On October 13, Iguala journalists published a letter in their news outlets addressed to Mexico’s president, federal attorney general, the governor of Guerrero, other authorities, and human rights groups – including CPJ – and the “Mexican people.” In it, they denounced the threats in detail and demanded protection. “Above everything, we urgently ask the security and justice authorities that they guarantee the exercise of journalism and prevent another reporter from being killed,” the letter said.
Mexican federal authorities responded to the crisis by incorporating at least four reporters in the federal mechanism, according to an official with the program who asked to remain anonymous as he was not authorized to publicly comment on the matter. All four have been relocated, he said, in addition to other protective measures.
On November 3, federal, Guerrero state, and Iguala municipal authorities met with several dozen Iguala journalists at the municipal headquarters.
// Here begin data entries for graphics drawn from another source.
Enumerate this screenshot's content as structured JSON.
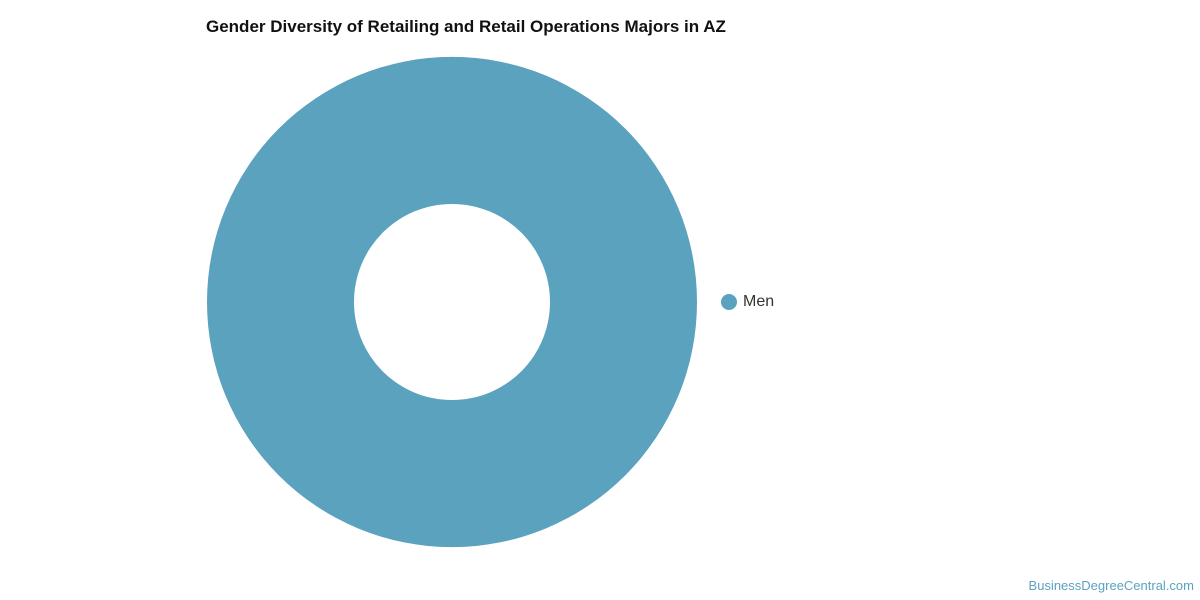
{
  "chart_data": {
    "type": "pie",
    "variant": "donut",
    "title": "Gender Diversity of Retailing and Retail Operations Majors in AZ",
    "slices": [
      {
        "name": "Men",
        "percent": 100,
        "color": "#5ba2bf"
      }
    ],
    "legend_placement": "right"
  },
  "credit": "BusinessDegreeCentral.com"
}
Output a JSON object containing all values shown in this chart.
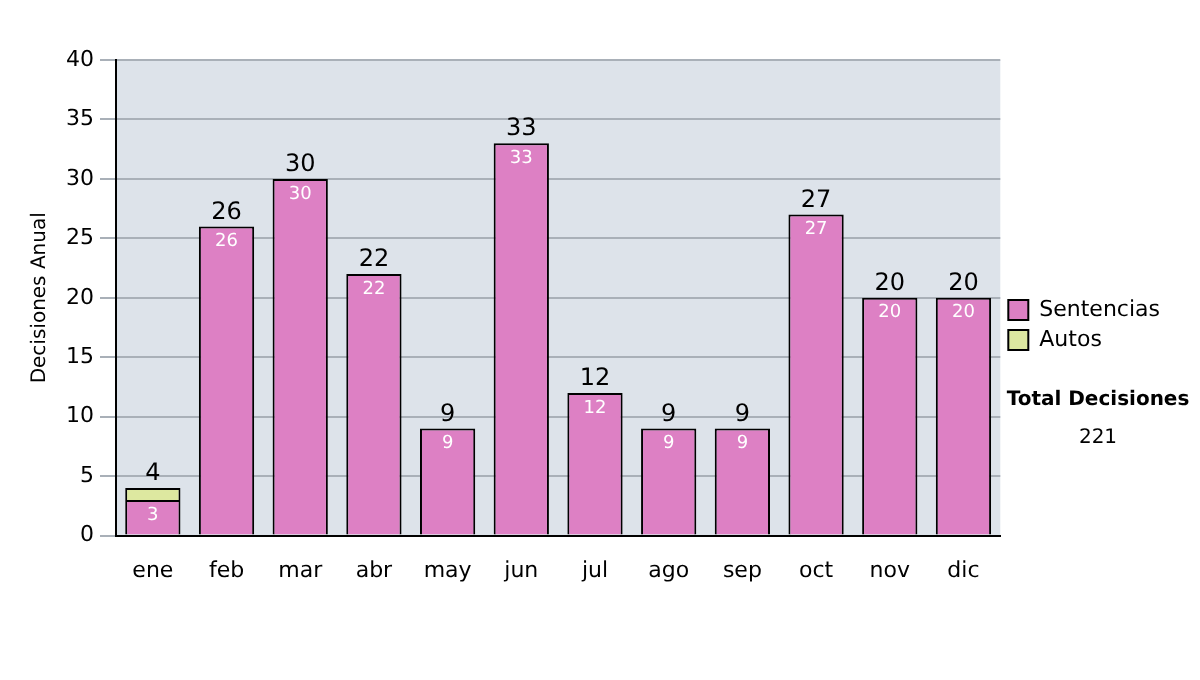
{
  "chart_data": {
    "type": "bar",
    "stacked": true,
    "ylabel": "Decisiones Anual",
    "categories": [
      "ene",
      "feb",
      "mar",
      "abr",
      "may",
      "jun",
      "jul",
      "ago",
      "sep",
      "oct",
      "nov",
      "dic"
    ],
    "series": [
      {
        "name": "Sentencias",
        "color": "#dd80c4",
        "values": [
          3,
          26,
          30,
          22,
          9,
          33,
          12,
          9,
          9,
          27,
          20,
          20
        ],
        "value_labels": [
          "3",
          "26",
          "30",
          "22",
          "9",
          "33",
          "12",
          "9",
          "9",
          "27",
          "20",
          "20"
        ]
      },
      {
        "name": "Autos",
        "color": "#dde8a0",
        "values": [
          1,
          0,
          0,
          0,
          0,
          0,
          0,
          0,
          0,
          0,
          0,
          0
        ]
      }
    ],
    "totals": [
      "4",
      "26",
      "30",
      "22",
      "9",
      "33",
      "12",
      "9",
      "9",
      "27",
      "20",
      "20"
    ],
    "ylim": [
      0,
      40
    ],
    "yticks": [
      0,
      5,
      10,
      15,
      20,
      25,
      30,
      35,
      40
    ],
    "grid": "y",
    "legend": "right",
    "annotations": [
      "Total Decisiones",
      "221"
    ]
  }
}
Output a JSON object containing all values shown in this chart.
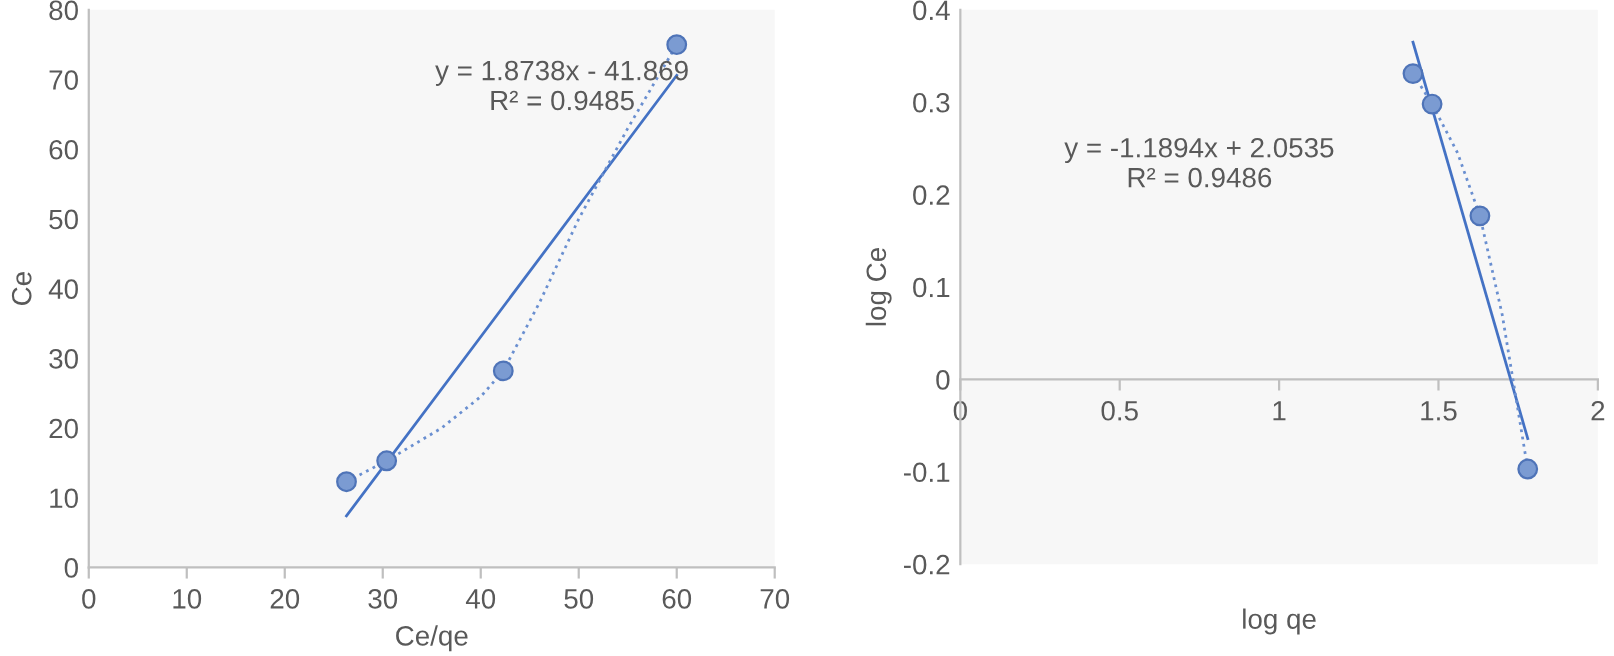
{
  "chart_data": [
    {
      "type": "scatter",
      "xlabel": "Ce/qe",
      "ylabel": "Ce",
      "xlim": [
        0,
        70
      ],
      "xticks": [
        0,
        10,
        20,
        30,
        40,
        50,
        60,
        70
      ],
      "ylim": [
        0,
        80
      ],
      "yticks": [
        0,
        10,
        20,
        30,
        40,
        50,
        60,
        70,
        80
      ],
      "grid": false,
      "legend": false,
      "annotations": [
        "y = 1.8738x - 41.869\nR² = 0.9485"
      ],
      "series": [
        {
          "marker": "circle",
          "color": "#7b9bd2",
          "x": [
            26.3,
            30.4,
            42.3,
            60
          ],
          "values": [
            12.3,
            15.3,
            28.2,
            75
          ]
        },
        {
          "type": "line",
          "line_style": "solid",
          "marker": "none",
          "color": "#4472c4",
          "x": [
            26.3,
            60
          ],
          "values": [
            7.4,
            70.6
          ]
        },
        {
          "type": "line",
          "line_style": "dotted",
          "marker": "none",
          "color": "#6a8fd0",
          "x": [
            26.3,
            30.4,
            36,
            40,
            42.3,
            46,
            50,
            55,
            60
          ],
          "values": [
            12.3,
            15.3,
            20,
            24.5,
            28.2,
            38,
            50,
            63,
            75
          ]
        }
      ]
    },
    {
      "type": "scatter",
      "xlabel": "log qe",
      "ylabel": "log Ce",
      "xlim": [
        0,
        2
      ],
      "xticks": [
        0,
        0.5,
        1,
        1.5,
        2
      ],
      "ylim": [
        -0.2,
        0.4
      ],
      "yticks": [
        -0.2,
        -0.1,
        0,
        0.1,
        0.2,
        0.3,
        0.4
      ],
      "grid": false,
      "legend": false,
      "annotations": [
        "y = -1.1894x + 2.0535\nR² = 0.9486"
      ],
      "series": [
        {
          "marker": "circle",
          "color": "#7b9bd2",
          "x": [
            1.42,
            1.48,
            1.63,
            1.78
          ],
          "values": [
            0.331,
            0.298,
            0.177,
            -0.097
          ]
        },
        {
          "type": "line",
          "line_style": "solid",
          "marker": "none",
          "color": "#4472c4",
          "x": [
            1.42,
            1.78
          ],
          "values": [
            0.365,
            -0.064
          ]
        },
        {
          "type": "line",
          "line_style": "dotted",
          "marker": "none",
          "color": "#6a8fd0",
          "x": [
            1.42,
            1.48,
            1.56,
            1.63,
            1.7,
            1.78
          ],
          "values": [
            0.331,
            0.298,
            0.245,
            0.177,
            0.07,
            -0.097
          ]
        }
      ]
    }
  ]
}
During the meeting, in which CPJ participated, authorities committed to opening a permanent dialogue with local reporters and implementing protocols to guarantee the safety of reporters, such as a local office to field complaints of threats to press freedom.
CPJ made several phone calls to Guerrero state and Iguala municipal authorities for comment, but no one picked up.
Among the threats, a third anonymous reporter told CPJ, were messages asking if the journalists truly believed the authorities would keep them safe.
“We don’t trust the municipal authorities at all,” said that reporter, who has also fled the city. “Municipal police have often been very aggressive with journalists in Iguala. They have accused us of spying for the gangs, pointed guns at us. We’ve heard from the state authorities that they would help us before, but they then disappear and do nothing.”